The corporate watchdog has started legal action against Westpac and its subsidiary BT Funds Management for breaching the "best interests" obligation and providing financial advice when they were not permitted to do so.
BT rejected the interpretation, saying consumers would have known they were only getting general advice.
BT Financial Group chief executive, Brad Cooper, said this will be an important test case for the industry.
"More and more we are finding people want to have a natural and practical conversation without having to pay for comprehensive personal advice," he said through a statement.
"Super fund consolidation is in the best interests of many Australians and along with regulators and industry, we have built programs to inform and support customers to consolidate or roll over their superannuation."
The Australian Securities and Investments Commission [ASIC] has started legal action in the Federal Court's New South Wales registry alleging Westpac Securities Administration Limited [WSAL] and BT breached their duty during a telephone sales campaign targeting superannuation fund members.
"ASIC's case sets out 15 examples of alleged contraventions of the 'best interests duty' arising from two telephone campaigns instigated by [Westpac] and BT Funds Management [BTFM]," the regulator revealed on Thursday afternoon.
During the telephone sales campaigns the two firms recommended customers roll out of other funds and into a Westpac-related super fund. WSAL operates the Westpac Lifetime Superannuation Service.

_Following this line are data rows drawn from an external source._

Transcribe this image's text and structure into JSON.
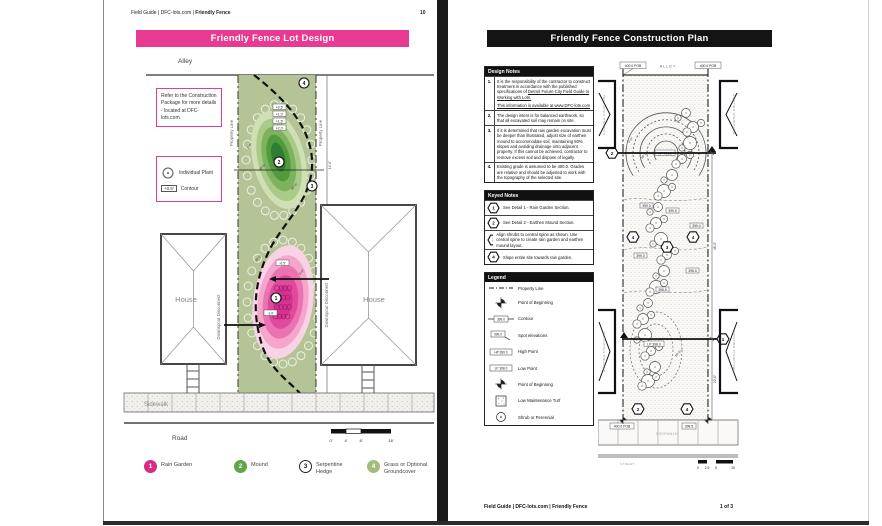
{
  "colors": {
    "accent_pink": "#e83a90",
    "lot_green": "#b5c496",
    "mound_green": "#5fa644",
    "rain_pink": "#d92a84",
    "banner_black": "#141414"
  },
  "page_left": {
    "header": {
      "breadcrumb_prefix": "Field Guide | DFC-lots.com | ",
      "breadcrumb_bold": "Friendly Fence",
      "page_num": "10"
    },
    "title": "Friendly Fence Lot Design",
    "note_box": "Refer to the Construction Package for more details - located at DFC-lots.com.",
    "key_box": {
      "plant": "Individual Plant",
      "contour_tag": "+0.5'",
      "contour": "Contour"
    },
    "labels": {
      "alley": "Alley",
      "property_line": "Property Line",
      "house": "House",
      "downspout": "Downspout Disconnect",
      "sidewalk": "Sidewalk",
      "road": "Road"
    },
    "mound_contours": [
      "+0.5'",
      "+1.0'",
      "+1.5'",
      "+2.0'"
    ],
    "rain_contours": [
      "-0.5'",
      "-1.0'"
    ],
    "markers": {
      "m1": "1",
      "m2": "2",
      "m3": "3",
      "m4": "4"
    },
    "dims": {
      "d1": "1'-0\"",
      "d2": "10'-0\"",
      "d3": "10'-0\"",
      "d4": "10'-0\"",
      "d5": "1'-0\"",
      "d6": "14'-0\"",
      "d7": "37'-0\""
    },
    "scale_ticks": [
      "0'",
      "4'",
      "8'",
      "16'"
    ],
    "legend": [
      {
        "num": "1",
        "label": "Rain Garden",
        "color": "#d92a84"
      },
      {
        "num": "2",
        "label": "Mound",
        "color": "#5fa644"
      },
      {
        "num": "3",
        "label": "Serpentine Hedge",
        "color": "#ffffff"
      },
      {
        "num": "4",
        "label": "Grass or Optional Groundcover",
        "color": "#a3bd7f"
      }
    ]
  },
  "page_right": {
    "title": "Friendly Fence Construction Plan",
    "design_notes": {
      "header": "Design Notes",
      "items": [
        {
          "num": "1.",
          "text1": "It is the responsibility of the contractor to construct treatment in accordance with the published specifications of ",
          "link": "Detroit Future City Field Guide to Working with Lots.",
          "text2": "This information is available at www.DFC-lots.com"
        },
        {
          "num": "2.",
          "text": "The design intent is for balanced earthwork, so that all excavated soil may remain on site."
        },
        {
          "num": "3.",
          "text": "If it is determined that rain garden excavation must be deeper than illustrated, adjust size of earthen mound to accommodate soil, maintaining 50% slopes and avoiding drainage onto adjacent property. If this cannot be achieved, contractor to remove excess soil and dispose of legally."
        },
        {
          "num": "4.",
          "text": "Existing grade is assumed to be 400.0. Grades are relative and should be adjusted to work with the topography of the selected site."
        }
      ]
    },
    "keyed_notes": {
      "header": "Keyed Notes",
      "items": [
        {
          "num": "1",
          "text": "See Detail 1 - Rain Garden Section."
        },
        {
          "num": "2",
          "text": "See Detail 2 - Earthen Mound Section."
        },
        {
          "num": "3",
          "text": "Align shrubs to central spine as shown. Use central spine to create rain garden and earthen mound layout."
        },
        {
          "num": "4",
          "text": "Slope entire site towards rain garden."
        }
      ]
    },
    "legend": {
      "header": "Legend",
      "items": [
        {
          "label": "Property Line"
        },
        {
          "label": "Point of Beginning"
        },
        {
          "label": "Contour",
          "tag": "399.0"
        },
        {
          "label": "Spot elevations",
          "tag": "399.0"
        },
        {
          "label": "High Point",
          "tag": "HP 399.0"
        },
        {
          "label": "Low Point",
          "tag": "LP 398.0"
        },
        {
          "label": "Point of Beginning"
        },
        {
          "label": "Low Maintenance Turf"
        },
        {
          "label": "Shrub or Perennial"
        }
      ]
    },
    "plan": {
      "alley": "ALLEY",
      "sidewalk": "SIDEWALK",
      "street": "STREET",
      "existing_structure": "EXISTING STRUCTURE",
      "pob_top_left": "400.0 POB",
      "pob_top_right": "400.0 POB",
      "pob_bottom": "400.0 POB",
      "spot_bottom": "398.5",
      "hp": "HP 401.0",
      "lp": "LP 398.0",
      "spots": [
        "399.5",
        "399.5",
        "399.0",
        "399.0",
        "398.5",
        "398.5"
      ],
      "dim_upper": "48'-0\"",
      "dim_lower": "22'-0\"",
      "diag_dims": [
        "1'-0\"",
        "10'-0\"",
        "10'-0\""
      ],
      "hex": {
        "h1": "1",
        "h2": "2",
        "h3": "3",
        "h4": "4"
      },
      "scale_ticks": [
        "0",
        "2.5",
        "5",
        "10"
      ]
    },
    "footer": {
      "breadcrumb_prefix": "Field Guide | DFC-lots.com | ",
      "breadcrumb_bold": "Friendly Fence",
      "page_num": "1 of 3"
    }
  }
}
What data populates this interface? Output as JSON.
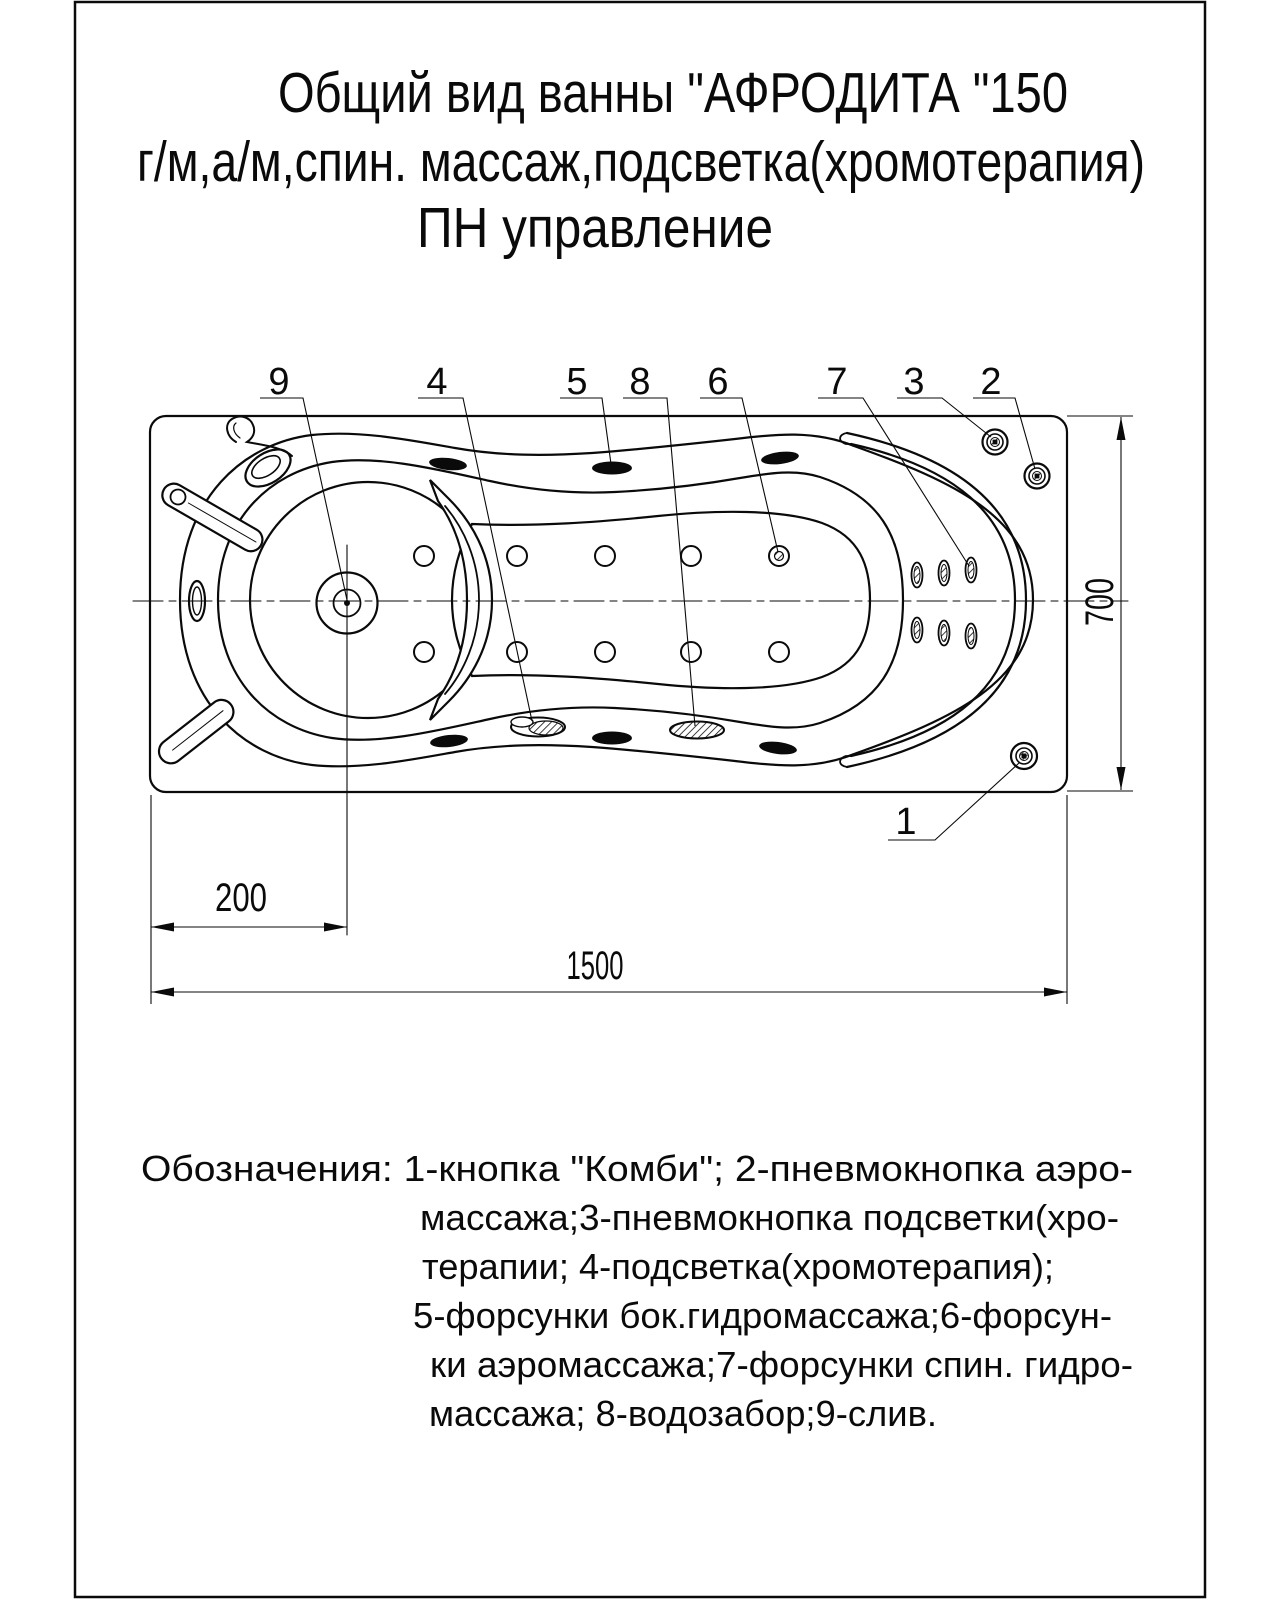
{
  "title": {
    "line1": "Общий вид ванны \"АФРОДИТА \"150",
    "line2": "г/м,а/м,спин. массаж,подсветка(хромотерапия)",
    "line3": "ПН управление"
  },
  "drawing": {
    "callouts": [
      {
        "label": "9",
        "meaning": "слив"
      },
      {
        "label": "4",
        "meaning": "подсветка(хромотерапия)"
      },
      {
        "label": "5",
        "meaning": "форсунки бок.гидромассажа"
      },
      {
        "label": "8",
        "meaning": "водозабор"
      },
      {
        "label": "6",
        "meaning": "форсунки аэромассажа"
      },
      {
        "label": "7",
        "meaning": "форсунки спин. гидромассажа"
      },
      {
        "label": "3",
        "meaning": "пневмокнопка подсветки(хромотерапии)"
      },
      {
        "label": "2",
        "meaning": "пневмокнопка аэромассажа"
      },
      {
        "label": "1",
        "meaning": "кнопка \"Комби\""
      }
    ],
    "dimensions": {
      "drain_offset": "200",
      "length": "1500",
      "width": "700"
    },
    "line_color": "#0a0a0a"
  },
  "legend": {
    "lines": [
      "Обозначения: 1-кнопка \"Комби\"; 2-пневмокнопка аэро-",
      "массажа;3-пневмокнопка подсветки(хро-",
      "терапии; 4-подсветка(хромотерапия);",
      "5-форсунки бок.гидромассажа;6-форсун-",
      "ки аэромассажа;7-форсунки спин. гидро-",
      "массажа; 8-водозабор;9-слив."
    ]
  }
}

"Westpac Securities Administration Limited and BTFM are not permitted to provide financial advice under their Australian financial services licences. Further, ASIC alleges that [Westpac] and [BT] did not undertake a proper comparison of the superannuation funds as required by law."
However, Mr Cooper rejected that interpretation.
"In each of the 15 conversations ASIC is using as the base of its case, our customers were given a 'general advice warning' as is standard and a required part of our process. We are disappointed that we have not been able to resolve the difference of opinion as to the operation of the law with ASIC. We look forward to having the issue determined by the court to obtain important clarity for the industry."
The first hearing will be held in Sydney on February 2, 2017. This court action grew out of ASIC's 2014 decision to improve standards in Australia's financial advice sector.
On Thursday ASIC also revealed it had secured $530,000 in penalties from Suncorp-Metway after it failed to tell consumers it was changing their loan repayment amounts, which led to some defaults on direct debits.
Suncorp has paid $270,000 for twenty breaches of the National Credit Code and spent $260,000 refunding default fees and interest consumers occurred because of its behaviour.
Between November 2015 and March 2016 Suncorp changed loan repayments, but failed to tell customers.
"As a result of these failures, consumers were not given the opportunity to prepare for a change in their repayment obligations or may not have been aware that their direct debit payment had failed. Subsequently, some consumers were subject to collections activity, including telephone calls or letters from Suncorp's debt collection staff," ASIC advised.
Suncorp discovered the breach and self-reported it to ASIC.